Non classé1 mars 2025Par Patrick LagadecRuptures majeures : L’impératif de l’imagination (2)

Publié sur LinkedIn le 1er mars 2025

Les questions de défense sont évidemment le front le plus important. Mais l’imagination créatrice doit se porter sur bien d’autres dimensions.

Au nombre des dimensions à considérer : une offre européenne à destination d’élites américaines de la science, de la tech, de la sécurité, de la culture. Qui vont se retrouver au bord du gouffre, dans des univers où la pulsion sauvage a remplacé réflexion et dignité; où la revendication de « free speech » condamne toute expression autre que servile (que l’on arrête de parler de « loyauté », il s’agit de servilité totale); où la seule énergie disponible n’est trouvée que dans la destruction de toute institution, règle, ancrage.

L’argument décisif ? Dans votre grand pays, vous avez pu bénéficier d’un environnement de liberté particulièrement porteur, absolument nécessaire à l’invention et la création, le développement et le succès.
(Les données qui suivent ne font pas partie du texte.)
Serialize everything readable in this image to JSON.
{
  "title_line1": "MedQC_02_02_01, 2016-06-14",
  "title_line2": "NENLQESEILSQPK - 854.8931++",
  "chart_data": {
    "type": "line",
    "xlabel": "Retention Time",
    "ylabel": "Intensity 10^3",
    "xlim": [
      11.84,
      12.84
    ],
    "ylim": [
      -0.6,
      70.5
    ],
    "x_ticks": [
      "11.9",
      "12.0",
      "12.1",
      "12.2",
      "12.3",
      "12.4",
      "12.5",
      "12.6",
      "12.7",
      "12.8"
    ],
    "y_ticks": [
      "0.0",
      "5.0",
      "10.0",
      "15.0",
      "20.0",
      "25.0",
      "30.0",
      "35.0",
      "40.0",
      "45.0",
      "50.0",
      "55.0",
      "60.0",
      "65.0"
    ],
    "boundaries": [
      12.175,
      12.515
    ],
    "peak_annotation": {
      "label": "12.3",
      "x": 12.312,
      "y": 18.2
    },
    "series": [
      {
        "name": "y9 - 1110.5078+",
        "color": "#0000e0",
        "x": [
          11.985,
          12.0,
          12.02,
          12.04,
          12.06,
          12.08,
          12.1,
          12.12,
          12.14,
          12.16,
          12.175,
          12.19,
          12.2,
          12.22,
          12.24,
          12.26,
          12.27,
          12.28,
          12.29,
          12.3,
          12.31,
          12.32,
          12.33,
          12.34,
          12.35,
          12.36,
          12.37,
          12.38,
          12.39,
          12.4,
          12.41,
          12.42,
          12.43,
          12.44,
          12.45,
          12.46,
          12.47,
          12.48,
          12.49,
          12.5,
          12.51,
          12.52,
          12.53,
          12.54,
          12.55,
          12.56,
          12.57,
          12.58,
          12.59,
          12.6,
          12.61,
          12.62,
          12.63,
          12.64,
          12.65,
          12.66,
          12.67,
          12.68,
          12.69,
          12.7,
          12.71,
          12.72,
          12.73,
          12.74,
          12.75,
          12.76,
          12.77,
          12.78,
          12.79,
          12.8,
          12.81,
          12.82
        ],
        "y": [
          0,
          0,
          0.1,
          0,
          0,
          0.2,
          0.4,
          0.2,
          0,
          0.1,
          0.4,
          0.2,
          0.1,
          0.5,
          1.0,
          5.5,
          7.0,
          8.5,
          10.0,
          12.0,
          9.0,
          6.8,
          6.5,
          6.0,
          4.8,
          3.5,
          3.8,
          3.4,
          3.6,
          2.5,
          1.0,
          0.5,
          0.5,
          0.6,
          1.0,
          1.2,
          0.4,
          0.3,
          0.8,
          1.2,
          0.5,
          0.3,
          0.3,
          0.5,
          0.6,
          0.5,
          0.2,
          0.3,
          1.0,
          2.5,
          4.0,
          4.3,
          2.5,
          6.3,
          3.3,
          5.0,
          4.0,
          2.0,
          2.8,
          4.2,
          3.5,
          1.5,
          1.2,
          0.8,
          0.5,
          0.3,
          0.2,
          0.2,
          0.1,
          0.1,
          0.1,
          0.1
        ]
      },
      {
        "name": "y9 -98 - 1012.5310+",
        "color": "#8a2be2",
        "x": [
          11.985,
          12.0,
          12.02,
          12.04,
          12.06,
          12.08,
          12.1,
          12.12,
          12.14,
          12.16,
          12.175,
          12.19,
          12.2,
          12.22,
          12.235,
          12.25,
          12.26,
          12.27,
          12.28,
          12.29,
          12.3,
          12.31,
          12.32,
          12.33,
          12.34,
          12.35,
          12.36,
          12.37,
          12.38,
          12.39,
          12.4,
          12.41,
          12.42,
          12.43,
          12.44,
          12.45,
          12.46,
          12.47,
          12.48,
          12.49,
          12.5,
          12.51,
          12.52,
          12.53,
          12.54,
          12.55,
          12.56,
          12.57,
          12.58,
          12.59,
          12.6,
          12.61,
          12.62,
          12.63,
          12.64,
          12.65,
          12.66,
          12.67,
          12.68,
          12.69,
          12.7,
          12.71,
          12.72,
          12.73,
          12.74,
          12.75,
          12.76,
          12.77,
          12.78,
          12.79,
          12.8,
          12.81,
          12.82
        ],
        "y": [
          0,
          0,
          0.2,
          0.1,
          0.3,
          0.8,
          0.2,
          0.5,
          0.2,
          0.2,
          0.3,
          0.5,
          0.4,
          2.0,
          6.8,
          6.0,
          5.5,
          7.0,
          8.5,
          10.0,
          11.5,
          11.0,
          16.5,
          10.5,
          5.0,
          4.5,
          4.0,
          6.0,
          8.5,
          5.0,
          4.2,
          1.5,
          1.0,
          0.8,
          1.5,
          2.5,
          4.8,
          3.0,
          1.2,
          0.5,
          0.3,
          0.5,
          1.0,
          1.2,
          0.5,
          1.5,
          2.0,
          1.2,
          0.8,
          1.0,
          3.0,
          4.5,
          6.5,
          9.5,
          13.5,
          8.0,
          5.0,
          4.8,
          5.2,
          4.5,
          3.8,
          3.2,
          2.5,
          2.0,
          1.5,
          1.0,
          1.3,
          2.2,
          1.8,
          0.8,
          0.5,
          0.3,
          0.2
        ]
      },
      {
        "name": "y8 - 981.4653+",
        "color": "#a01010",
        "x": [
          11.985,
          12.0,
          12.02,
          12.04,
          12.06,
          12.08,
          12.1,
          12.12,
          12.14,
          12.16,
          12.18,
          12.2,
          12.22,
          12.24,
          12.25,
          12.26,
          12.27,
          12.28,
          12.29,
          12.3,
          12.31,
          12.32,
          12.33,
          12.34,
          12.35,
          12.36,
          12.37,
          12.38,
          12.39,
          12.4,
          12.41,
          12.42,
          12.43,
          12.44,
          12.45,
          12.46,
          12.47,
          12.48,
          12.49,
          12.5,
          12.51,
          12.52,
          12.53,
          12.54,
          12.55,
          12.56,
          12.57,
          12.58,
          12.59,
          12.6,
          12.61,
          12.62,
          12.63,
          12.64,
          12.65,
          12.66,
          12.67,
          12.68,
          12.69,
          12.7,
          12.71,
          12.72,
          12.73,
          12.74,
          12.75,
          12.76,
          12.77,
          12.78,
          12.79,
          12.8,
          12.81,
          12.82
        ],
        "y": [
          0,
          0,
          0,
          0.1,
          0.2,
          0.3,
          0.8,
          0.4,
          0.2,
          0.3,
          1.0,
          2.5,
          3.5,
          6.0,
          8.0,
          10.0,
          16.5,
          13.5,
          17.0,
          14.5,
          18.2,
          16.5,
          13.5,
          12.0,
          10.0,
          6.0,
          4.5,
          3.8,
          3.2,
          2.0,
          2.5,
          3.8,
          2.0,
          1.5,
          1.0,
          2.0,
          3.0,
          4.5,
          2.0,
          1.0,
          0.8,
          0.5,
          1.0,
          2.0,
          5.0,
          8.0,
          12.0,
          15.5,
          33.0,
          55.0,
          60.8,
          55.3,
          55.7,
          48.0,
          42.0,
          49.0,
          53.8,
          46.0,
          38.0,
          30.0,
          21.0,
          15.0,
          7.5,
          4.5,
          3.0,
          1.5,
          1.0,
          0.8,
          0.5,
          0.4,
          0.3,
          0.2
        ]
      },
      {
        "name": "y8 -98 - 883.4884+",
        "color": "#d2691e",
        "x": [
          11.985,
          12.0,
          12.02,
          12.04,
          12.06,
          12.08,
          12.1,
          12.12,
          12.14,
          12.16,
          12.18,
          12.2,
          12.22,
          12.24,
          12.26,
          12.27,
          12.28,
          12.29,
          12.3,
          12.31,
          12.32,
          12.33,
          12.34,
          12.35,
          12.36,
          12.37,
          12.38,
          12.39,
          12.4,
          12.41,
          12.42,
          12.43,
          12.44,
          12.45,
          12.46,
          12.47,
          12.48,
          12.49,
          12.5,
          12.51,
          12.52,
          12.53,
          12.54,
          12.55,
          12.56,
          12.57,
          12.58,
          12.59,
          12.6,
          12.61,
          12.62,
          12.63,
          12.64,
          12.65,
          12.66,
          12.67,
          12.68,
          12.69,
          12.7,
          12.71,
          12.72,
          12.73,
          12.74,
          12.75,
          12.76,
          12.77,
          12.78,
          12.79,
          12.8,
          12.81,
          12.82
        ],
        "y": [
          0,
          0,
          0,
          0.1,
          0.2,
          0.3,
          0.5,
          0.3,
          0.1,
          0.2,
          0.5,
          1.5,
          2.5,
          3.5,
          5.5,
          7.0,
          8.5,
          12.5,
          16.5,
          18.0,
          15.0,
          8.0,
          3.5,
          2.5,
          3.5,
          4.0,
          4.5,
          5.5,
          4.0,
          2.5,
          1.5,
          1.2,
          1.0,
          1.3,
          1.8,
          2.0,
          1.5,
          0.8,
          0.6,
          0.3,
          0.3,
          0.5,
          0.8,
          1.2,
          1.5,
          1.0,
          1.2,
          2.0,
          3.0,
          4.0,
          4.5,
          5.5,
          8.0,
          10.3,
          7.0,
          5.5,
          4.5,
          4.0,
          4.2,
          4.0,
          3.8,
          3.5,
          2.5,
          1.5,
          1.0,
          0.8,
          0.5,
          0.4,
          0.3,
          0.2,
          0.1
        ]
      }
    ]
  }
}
Les conditions qui se mettent en place et déferlent aux États-Unis sous la nouvelle administration sont radicalement défavorables à ce biotope de liberté. La notion même de vérité n’a d’ailleurs plus de valeur, elle est même combattue de façon viscérale. Dans les années 30, beaucoup de grands cerveaux ont quitté l’Allemagne et l’Europe vers le pays de la liberté pour fuir le nazisme. L’Amérique a énormément profité de cette manne (et l’Europe ne lui a jamais demandé de remboursement…) Il pourrait être opportun de commencer à ouvrir la porte d’un voyage retour. La liberté, elle est en Europe.

Outre cette promesse primordiale de liberté, l’Europe pourrait dégager des fonds pour soutenir une telle dynamique – déjà des « réfugiés scientifiques » ont largué les amarres. L’Europe pourrait inventer des écosystèmes attractifs, comme le rattachement à plusieurs pôles européens d’excellence, ou la délivrance de passeports et l’accès à la nationalité (ou à plusieurs). Certes, il sera probablement impossible de promettre à chacun de devenir milliardaire : mais la liberté n’a pas de prix, la dignité non plus. Et devenir un multi-milliardaire passant son temps à se prosterner à Mar a Lago, ou à manier la tronçonneuse, a un charme finalement assez limité, totalement opposé à ce qui fait vivre les vrais scientifiques et créateurs.

L’Europe pourrait aussi inviter les brillants cerveaux européens qui sont partis, notamment vers les géants de la tech, à reconsidérer leur implantation outre-Atlantique. Veulent-ils vraiment, en dépit des ponts d’or qui leur sont offerts, participer à l’entreprise de démolition et d’asservissement qui s’affirme depuis que les oligarques ont décidé de se soumettre aux nouveaux maîtres ?

L’Europe pourrait aussi voir le Grand Large : en offrant cette promesse de liberté en association avec le Canada – le Québec a de beaux centres d’excellence. Et même au-delà.

Il y a tant à inventer, quand on sort de l’asservissement à une terre autrefois promise qui s’est maintenant vendue au Veau d’Or.